Lali

16 août 2006

Le relais Christine

Filed under: Vraiment pas sérieux — Lali @ 23:27

relaischristine

Y a-t-il un truc fou, impensable, un fantasme que j’aimerais réaliser ? Cette question était posée dans un test psycholgique, avec choix de réponses, bien entendu, parce que ces tests sont là pour donner un profil basé sur des personnalités courantes. Alors, bien évidemment, aucune des réponses que je pourrais faire à n’importe laquelle des questions n’est dans la liste des réponses suggérées. Qu’à cela ne tienne. L’intérêt est ici dans la question posée et dans tout ce qu’elle soulève.

Un truc fou ? Impensable ? Un fantasme ? Jusque là, ça va encore, j’ai l’imagination fertile. Faut-il en plus que ce soit réalisable ou que ça ait quelque chance de se réaliser ? J’écarte tout de suite ce paramètre et du même coup quelques idées qui ne sont pas assez folles à mon goût. J’ai plutôt envie d’être déraisonnable. Non pas que je veuille aller physiquement sur la lune; y être en rêve me suffit amplement. Pas plus que je ne souhaite gagner des millions de dollars à une loterie quelconque, même si je ne cracherais pas dessus si cela se présentait et pourrais enfin gâter les gens que j’aime.

Mais bon, la lune et les millions, c’est trop banal, et vraiment la banalité, ce n’est pas mon truc.

Alors quoi ? Et puis m’est revenu en tête un lieu de passage. Un de ces endroits de rêve comme il en reste si peu, un ancien hôtel particulier de Paris où on peut désormais loger. Ce n’est pas le plus beau, ni le plus grandiose, ni le mieux situé. Mais il porte mon prénom, sur la rue du même nom. Et dès que j’ai par hasard trouvé cet endroit, dès que j’ai franchi la grille, il y a quelques années de cela, j’ai eu ce rêve qu’un jour un amant m’y emmène pour une nuit.

Aujourd’hui, j’ai toujours ce rêve fou de passer une nuit au relais Christine. Mais je ne désire plus qu’on m’y invite. Je rêve d’y aller toute seule, de profiter de chaque minute, d’écrire sur la terrasse, de prendre toute la place dans le grand lit, de déjeuner au soleil et de ne rien devoir à personne. Je ne vois pas ce que je gagnerais à être accompagnée dans un fantasme qui n’appartient qu’à moi, dans un rêve fou que je n’ai pas envie de partager.
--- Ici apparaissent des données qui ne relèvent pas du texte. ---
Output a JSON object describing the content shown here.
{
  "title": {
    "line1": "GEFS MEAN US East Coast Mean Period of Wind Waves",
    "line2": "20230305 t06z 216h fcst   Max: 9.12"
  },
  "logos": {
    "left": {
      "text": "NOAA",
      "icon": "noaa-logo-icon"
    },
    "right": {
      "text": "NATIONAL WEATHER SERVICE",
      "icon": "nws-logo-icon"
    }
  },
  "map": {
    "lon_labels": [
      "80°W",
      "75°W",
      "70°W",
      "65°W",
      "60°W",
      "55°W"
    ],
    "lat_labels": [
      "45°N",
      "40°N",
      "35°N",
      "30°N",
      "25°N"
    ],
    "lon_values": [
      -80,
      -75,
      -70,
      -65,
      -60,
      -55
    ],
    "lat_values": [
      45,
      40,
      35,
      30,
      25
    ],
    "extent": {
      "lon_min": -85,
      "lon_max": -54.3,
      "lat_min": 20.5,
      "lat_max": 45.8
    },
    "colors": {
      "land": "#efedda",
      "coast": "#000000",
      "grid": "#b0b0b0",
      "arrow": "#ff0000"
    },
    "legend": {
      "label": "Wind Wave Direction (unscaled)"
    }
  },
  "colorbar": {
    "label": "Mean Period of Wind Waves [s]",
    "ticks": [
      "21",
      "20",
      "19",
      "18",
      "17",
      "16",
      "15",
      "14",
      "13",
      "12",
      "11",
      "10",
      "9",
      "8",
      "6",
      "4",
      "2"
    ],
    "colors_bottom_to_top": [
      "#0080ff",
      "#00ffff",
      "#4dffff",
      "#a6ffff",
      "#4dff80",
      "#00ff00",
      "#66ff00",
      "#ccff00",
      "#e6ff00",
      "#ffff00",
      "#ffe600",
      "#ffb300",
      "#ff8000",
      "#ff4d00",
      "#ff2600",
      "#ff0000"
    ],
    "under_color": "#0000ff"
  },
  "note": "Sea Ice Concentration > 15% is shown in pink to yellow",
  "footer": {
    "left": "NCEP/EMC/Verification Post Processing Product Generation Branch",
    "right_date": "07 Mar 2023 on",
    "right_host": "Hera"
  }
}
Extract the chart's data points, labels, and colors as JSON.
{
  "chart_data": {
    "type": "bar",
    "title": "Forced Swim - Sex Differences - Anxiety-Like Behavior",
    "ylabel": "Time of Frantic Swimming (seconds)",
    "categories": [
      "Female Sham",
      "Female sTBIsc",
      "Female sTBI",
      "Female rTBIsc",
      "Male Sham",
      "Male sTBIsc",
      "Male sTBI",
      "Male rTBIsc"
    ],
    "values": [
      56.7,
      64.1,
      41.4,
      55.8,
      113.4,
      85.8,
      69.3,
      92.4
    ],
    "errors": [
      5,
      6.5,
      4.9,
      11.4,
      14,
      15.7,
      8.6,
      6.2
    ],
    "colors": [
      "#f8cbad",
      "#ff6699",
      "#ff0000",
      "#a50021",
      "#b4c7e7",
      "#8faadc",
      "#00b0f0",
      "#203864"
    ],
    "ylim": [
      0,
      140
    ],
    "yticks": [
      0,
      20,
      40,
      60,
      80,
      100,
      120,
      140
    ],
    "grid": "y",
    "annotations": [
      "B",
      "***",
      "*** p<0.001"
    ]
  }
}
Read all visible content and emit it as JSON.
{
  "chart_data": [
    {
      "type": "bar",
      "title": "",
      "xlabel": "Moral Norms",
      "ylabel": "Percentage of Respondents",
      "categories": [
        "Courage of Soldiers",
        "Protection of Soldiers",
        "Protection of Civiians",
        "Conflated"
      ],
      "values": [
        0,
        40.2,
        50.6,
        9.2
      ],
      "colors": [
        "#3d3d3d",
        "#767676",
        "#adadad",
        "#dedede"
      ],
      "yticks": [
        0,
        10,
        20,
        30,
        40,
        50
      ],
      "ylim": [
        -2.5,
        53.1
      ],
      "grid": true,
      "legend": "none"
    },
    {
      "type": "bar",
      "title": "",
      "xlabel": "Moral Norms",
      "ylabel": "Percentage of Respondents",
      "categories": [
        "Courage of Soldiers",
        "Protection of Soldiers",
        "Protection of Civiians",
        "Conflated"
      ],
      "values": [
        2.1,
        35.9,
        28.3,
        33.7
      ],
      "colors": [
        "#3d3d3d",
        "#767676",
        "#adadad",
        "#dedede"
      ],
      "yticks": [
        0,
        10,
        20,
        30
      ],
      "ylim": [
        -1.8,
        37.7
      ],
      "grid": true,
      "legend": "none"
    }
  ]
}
Est-il possible que ce rêve se réalise ? Nul ne sait. Mais j’aime que cette idée folle existe, avec tout de même la possibilité qu’un jour rue Christine, Christine dite Lali dorme au relais Christine.

À moi de moi

Filed under: Vraiment pas sérieux — Lali @ 0:29

greetingcards

C’était nuit de pleine lune il y a 45 ans et quand maman est arrivée à la clinique, il n’y avait plus aucun lit libre dans les salles d’accouchement avec miroir au plafond, à sa grande déception. C’est donc dans le lit de garde du médecin, le miroir de l’entrée décroché et tenu au-dessus de maman – qui ne voulait rien rater – par papa et son amie Monique, incidemment la fille du médecin qui allait me mettre au monde, que j’ai fait mon entrée dans le monde. Sans grand cri et avec un large sourire. Ne le dites pas, je le sais: je ne fais pas les choses comme tout le monde. Et il a bien fallu que le médecin me pince trois fois pour que je daigne enfin crier et que ma voix puisse se faire entendre au delà de la pièce, jusqu’à chez mes grands-parents à qui il avait téléphoné.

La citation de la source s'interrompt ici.